Why there's no home for Marvin Harrison

Adam Schefter's mailbag is biggest on Monday, but he answers reader questions nearly every day in his blog. Have a query of your own? Send a question.

Q: Why don't the Bears go and sign Marvin Harrison, or, to a greater point, why hasn't anybody? --Gabriel (Harlingen, Texas)

A: A few reasons, Gabriel. First and foremost is money. Marvin wants a certain amount to come in and play. But he's also older and cannot play special teams and probably wouldn't start on most teams, so it creates a difficult proposition all the way around. Teams don't want to pay big money to No. 3 receivers who don't play special teams. And a lot of the teams that need veteran receiving help are determined to give their young players a chance to play and to blossom.

Q: Do you think the NFL would look into Deion Sanders' comments that [Michael] Crabtree knows that there are two teams that have inquired about him and want to trade for him? I have wondered about Deion and a possible Jerry Jones link all along. How does that work on the tampering forefront? --Brendon (Oakland, Calif.)

A: Those comments got the league's attention, and especially that of executives around the league, Brendon. But there's not a lot that can be done. No way it could be proved. It's probably just Deion being Deion, talking and saying a bit more than he should have. But that's Deion. He speaks his mind and his feelings -- and sometimes gets everyone's attention.

Q: The Eagles just signed Jeff Garcia as a potential backup for injured Donovan McNabb. If the Eagles didn't have any salary cap room, could Jeff Garcia [have] been signed? Suppose McNabb was lost for the season, would the Eagles get any cap relief to replace him? --Mike S. (Chelmsford, Mass.)

A: No, Mike, if a team has used up its salary-cap room, it cannot make more moves -- not until it created more salary-cap room by releasing players or restructuring contracts. Teams must be cap-compliant, or no moves. And any team that loses a player to a season-ending injury must absorb his salary, too. It's called the breaks of the game.

Q: Any word on where Matt Jones is likely to end up signing (if anywhere)? --Dave C. (Albany, N.Y.)

A: The three teams he spoke with last week are Tennessee, Dallas and Chicago -- any of which would make sense, Dave. To me, Jones is better than some receivers on rosters now. But the fact that he remains unsigned is an indication that teams are being ultra-careful about the players they sign and the people they bring in.

Q: What is your take on the revamped Denver defense? No one is talking about it. --Jacob (Columbia, S.C.)
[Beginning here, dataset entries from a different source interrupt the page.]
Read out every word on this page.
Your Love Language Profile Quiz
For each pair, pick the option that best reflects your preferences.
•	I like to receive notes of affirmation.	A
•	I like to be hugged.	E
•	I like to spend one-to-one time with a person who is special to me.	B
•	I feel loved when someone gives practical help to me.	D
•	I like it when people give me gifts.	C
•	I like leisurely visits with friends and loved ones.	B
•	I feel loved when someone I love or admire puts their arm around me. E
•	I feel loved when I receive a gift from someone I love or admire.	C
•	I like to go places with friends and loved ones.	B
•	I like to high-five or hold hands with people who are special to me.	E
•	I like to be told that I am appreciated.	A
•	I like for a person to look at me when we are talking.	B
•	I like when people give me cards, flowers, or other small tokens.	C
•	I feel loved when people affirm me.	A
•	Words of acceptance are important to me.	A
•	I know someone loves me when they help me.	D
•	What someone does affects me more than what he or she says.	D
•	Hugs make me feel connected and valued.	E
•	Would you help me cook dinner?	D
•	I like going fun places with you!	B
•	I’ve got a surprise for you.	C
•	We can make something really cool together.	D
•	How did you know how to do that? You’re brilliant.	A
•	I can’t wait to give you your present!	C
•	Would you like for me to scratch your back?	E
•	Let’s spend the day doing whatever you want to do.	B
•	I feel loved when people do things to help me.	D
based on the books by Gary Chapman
A: That's because everyone is talking about the "Immaculate Deflection." But Denver's defense was incredibly improved from last season, and Mike Nolan and Josh McDaniels should be saluted for it. Then again, Denver's defense could not have been worse than it was last year. The Broncos changed coaches, added personnel, altered schemes -- and now Denver has what appears to be a respectable defense. Of course, let's see how well it holds up over the long term. But it's a nice start.